Quand la crème de la crème de l'État s'unit pour sa cyberdéfense
L'événement a rassemblé un casting impressionnant de 60 spécialistes, répartis en 15 équipes de quatre. Au menu des participants, vous aviez les stars du renseignement français comme la DGSE (espionnage extérieur), la DGSI (sécurité intérieure) ou la DRM (renseignement militaire). Mais aussi des représentants de la DGA (Direction générale de l'armement), des Commandements de cyberdéfense (COMCYBER), de la Police nationale, de la Gendarmerie, de la Marine nationale et même de l'École polytechnique, sans oublier la plus récente Agence ministérielle pour l’intelligence artificielle de Défense (AMIAD).

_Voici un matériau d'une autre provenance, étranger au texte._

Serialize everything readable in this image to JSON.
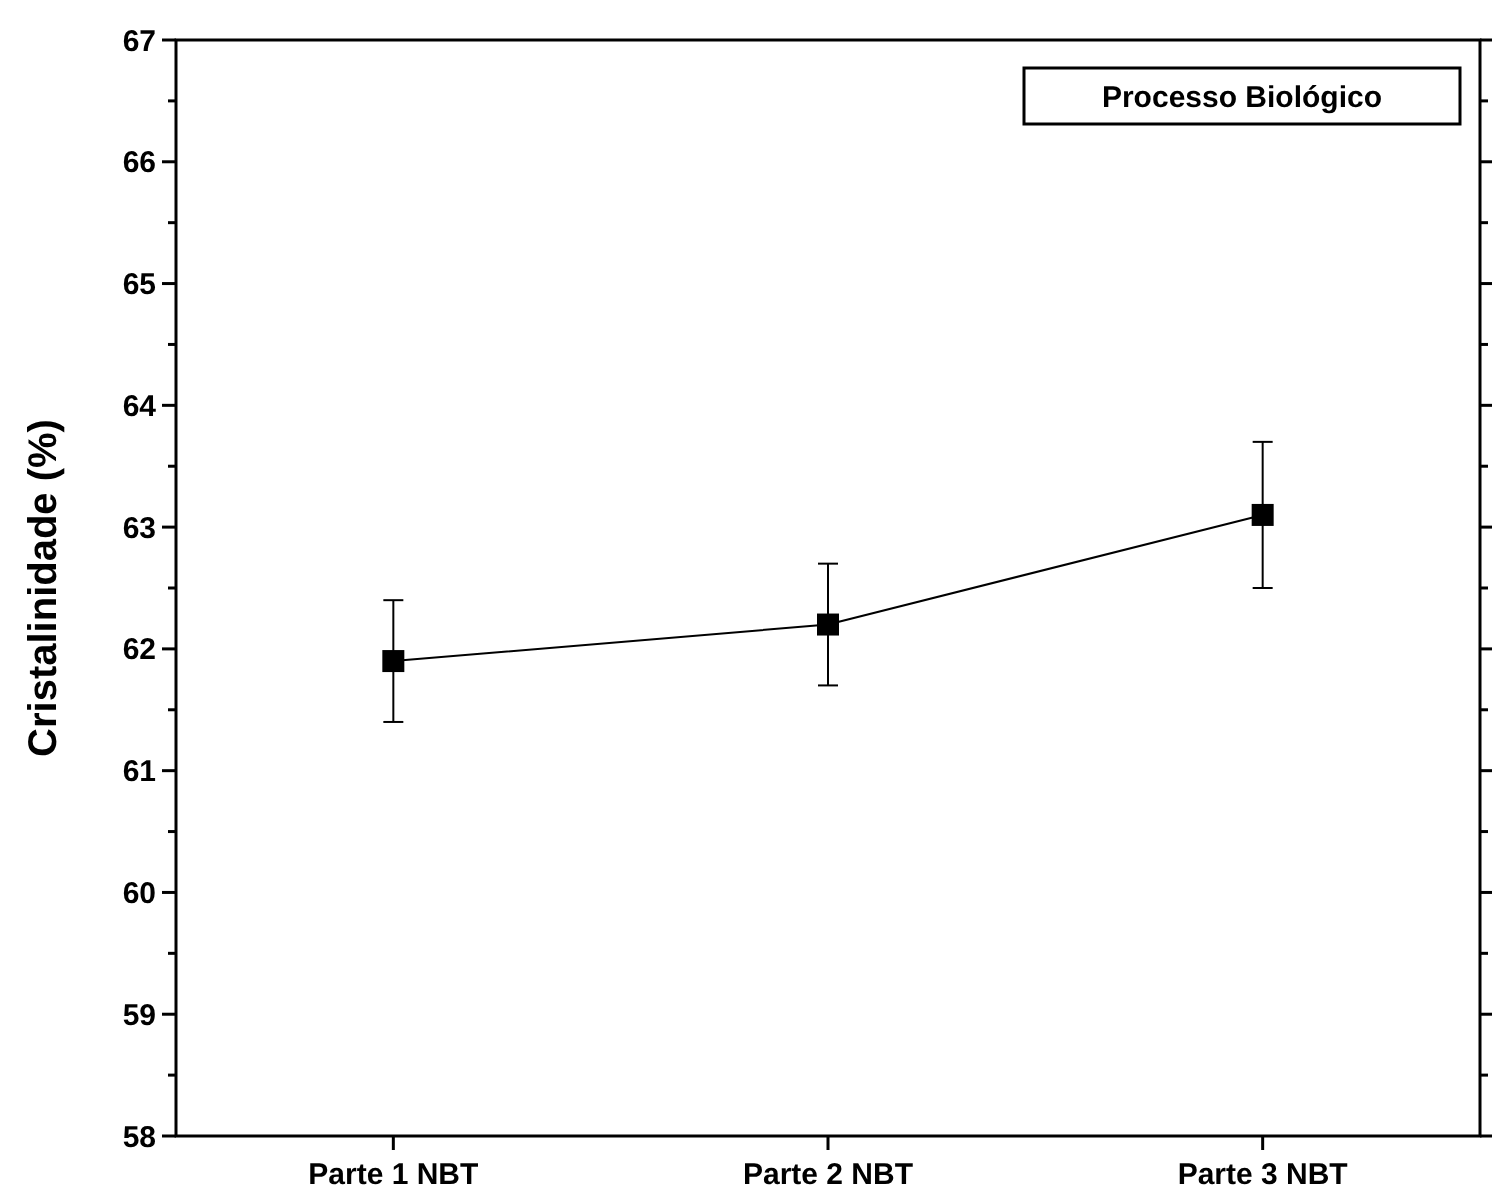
{
  "chart_data": {
    "type": "line",
    "ylabel": "Cristalinidade (%)",
    "categories": [
      "Parte 1 NBT",
      "Parte 2 NBT",
      "Parte 3 NBT"
    ],
    "series": [
      {
        "color": "#000000",
        "values": [
          61.9,
          62.2,
          63.1
        ],
        "errors": [
          [
            61.4,
            62.4
          ],
          [
            61.7,
            62.7
          ],
          [
            62.5,
            63.7
          ]
        ]
      }
    ],
    "ylim": [
      58,
      67
    ],
    "yticks": [
      58,
      {
        "value": 58.5,
        "label": null
      },
      59,
      {
        "value": 59.5,
        "label": null
      },
      60,
      {
        "value": 60.5,
        "label": null
      },
      61,
      {
        "value": 61.5,
        "label": null
      },
      62,
      {
        "value": 62.5,
        "label": null
      },
      63,
      {
        "value": 63.5,
        "label": null
      },
      64,
      {
        "value": 64.5,
        "label": null
      },
      65,
      {
        "value": 65.5,
        "label": null
      },
      66,
      {
        "value": 66.5,
        "label": null
      },
      67
    ],
    "marker": "square",
    "line_style": "solid",
    "grid": false,
    "annotations": [
      "Processo Biológico"
    ]
  }
}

Ce décloisonnement entre institutions qui travaillent habituellement en silos est plutôt rare. Le général Aymeric Bonnemaison, patron de la DRSD, y voit un vrai tournant. « Ce challenge, organisé par la DRSD depuis 2023, symbolise parfaitement son virage numérique, IA et cyber, orchestré pour être à la hauteur des défis de la contre-ingérence actuelle », commente-t-il. Jouer collectif à l'heure où les attaques informatiques venues de l'étranger n'ont jamais été aussi fortes, c'est plutôt bien vu. Si vous avez fait les comptes, vous aurez peut-être noté que quatre ministères étaient représentés lors de cette compétition.

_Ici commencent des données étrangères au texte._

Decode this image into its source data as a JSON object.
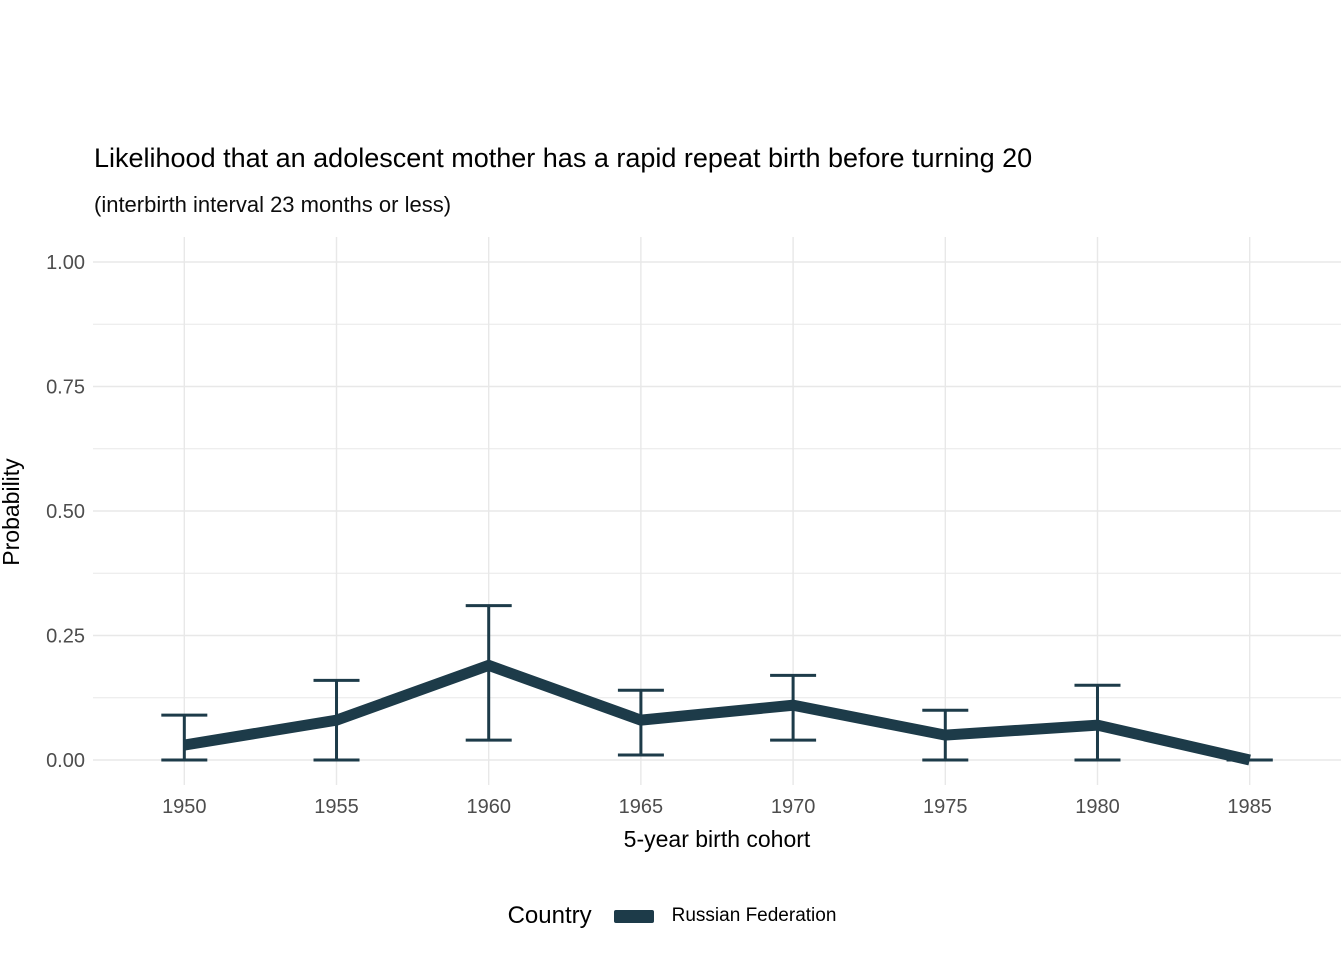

Le format séduit visiblement les participants et les organisateurs. Une édition élargie à d'autres partenaires institutionnels est déjà dans les tuyaux. « Ce type de format favorise l'émulation et la montée en compétences. C'est une manière moderne et engageante de préparer les agents publics aux enjeux de demain », explique le commandant K, responsable du Capture The Flag à la DRSD. Il n'y a plus qu'à espérer que transformer l'entraînement en jeu sérieux portera ses fruits.